Che questa strategia e questa offensiva siano in atto credo sia incontrovertibile, che gli interessi in gioco siano altrettanto chiari per le logiche di dominio mi pare facilmente svelabili. Ma come è possibile tutto ciò se proprio questa società è quella che ha realizzato le più sofisticate, massicce, estese, tecnologie di controllo? Come è possibile proprio questa recrudescenza del crimine in una società fondata sulla comunicazione, sul monitoraggio sistematico dei contesti relazionali, sui controlli incrociati tra i diversi archivi di dati personali, sulle procedure amministrative e burocratiche sempre più estese e penetranti nelle realtà sociali più disparate?
|
Foto di Paolo Poce |
Impotenza
e incertezza
Nel momento del massimo trionfo del controllo sociale e tecnologico il crimine diviene il problema centrale del dibattito politico mediatico. La sottile ma spaventosa penetrazione nell’immaginario individuale della cultura della tolleranza zero riesce a plasmare la psicologia degli esseri umani in modo drammaticamente sempre più invasivo.

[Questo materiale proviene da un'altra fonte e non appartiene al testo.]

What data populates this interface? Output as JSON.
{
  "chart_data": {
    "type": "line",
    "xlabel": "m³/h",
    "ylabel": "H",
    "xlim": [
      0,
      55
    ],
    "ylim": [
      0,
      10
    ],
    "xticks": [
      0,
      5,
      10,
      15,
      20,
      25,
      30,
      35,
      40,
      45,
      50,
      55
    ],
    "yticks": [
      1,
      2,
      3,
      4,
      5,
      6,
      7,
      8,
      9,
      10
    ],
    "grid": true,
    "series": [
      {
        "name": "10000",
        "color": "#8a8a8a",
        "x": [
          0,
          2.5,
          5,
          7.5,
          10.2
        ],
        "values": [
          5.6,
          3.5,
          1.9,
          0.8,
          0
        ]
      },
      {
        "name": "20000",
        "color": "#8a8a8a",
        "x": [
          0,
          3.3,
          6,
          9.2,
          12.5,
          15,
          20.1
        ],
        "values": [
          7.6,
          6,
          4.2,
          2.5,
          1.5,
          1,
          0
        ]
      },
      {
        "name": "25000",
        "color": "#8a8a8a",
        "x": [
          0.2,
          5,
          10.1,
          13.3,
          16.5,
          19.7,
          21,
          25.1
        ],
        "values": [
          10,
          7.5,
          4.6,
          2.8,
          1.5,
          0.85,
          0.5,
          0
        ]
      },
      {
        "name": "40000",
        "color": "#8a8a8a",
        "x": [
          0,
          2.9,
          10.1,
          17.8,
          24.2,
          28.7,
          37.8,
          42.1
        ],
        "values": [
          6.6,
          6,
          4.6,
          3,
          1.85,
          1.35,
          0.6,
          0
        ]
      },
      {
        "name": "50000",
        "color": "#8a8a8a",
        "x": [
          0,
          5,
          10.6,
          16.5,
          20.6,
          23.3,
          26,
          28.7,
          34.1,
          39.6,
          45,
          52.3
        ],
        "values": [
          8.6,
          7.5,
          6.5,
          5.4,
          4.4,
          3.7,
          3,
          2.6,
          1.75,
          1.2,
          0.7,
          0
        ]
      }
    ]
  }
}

Un senso pervasivo di impotenza e di incertezza caratterizza sempre più la nostra epoca, ci porta a rinchiuderci in noi stessi, ad alzare steccati e muri sempre più solidi, a vivere il mondo come una continua minaccia, a progettare un’educazione per i nostri figli sempre più esclusiva e che tenda ad “armarli” per poter far fronte ad un futuro minaccioso che è già in atto, che ha le sembianze di quelli della porta accanto. La paura insomma è il sentimento pregnante della nostra quotidianità, è la condizione esistenziale che ci viene data per indispensabile per sopravvivere, una sorta di garanzia per tutelarci prevenendo un male che sempre più ci appare come qualche cosa di immediato, vicino a noi, addirittura in noi stessi.
Ideologia
del dominio
Questa cultura ci sta allenando alla paura di noi stessi perché ci fa intendere che ciascuno di noi può improvvisamente impazzire e distruggere la vita di un altro. Basta leggere tra le righe di qualche articolo di cronaca nera per capire come si sia portati a immedesimarsi con i protagonisti anche attraverso lo schieramento da stadio tra innocentisti e colpevolisti come nel caso del delitto di Cogne. Quindi diffidare di tutti e persino di se stessi sembra sia diventato lo scopo principale di questa cultura fatta di fobie diffuse. Paura quindi come atteggiamento diffuso, consono a stare “coi piedi per terra” in questa società che al contempo incentiva attraverso un delirio di onnipotenza senza precedenti i nostri sogni e i nostri desideri che divengono sempre più voglie da soddisfare e sempre meno progetti di vita.
La paura è quindi l’ideologia del dominio di chi ha come unico scopo quello di mortificare fin dentro le coscienze ogni istanza di libertà e di autonomia.
La via per uscirne è forse quella di tornare per strada (che come cantava Giorgio Gaber, “è l’unica salvezza perché il giudizio universale non passa per le case dove noi ci nascondiamo”) e far crescere attorno a noi quella consapevolezza che acquisì quel medico peruviano che continuava a curare le dermatiti che infestavano i poveri indios con le pomate sempre più sofisticate, senza mai risolvere il problema, fin quando non si accorse dell’enorme buco di ozono che aveva sopra la propria testa.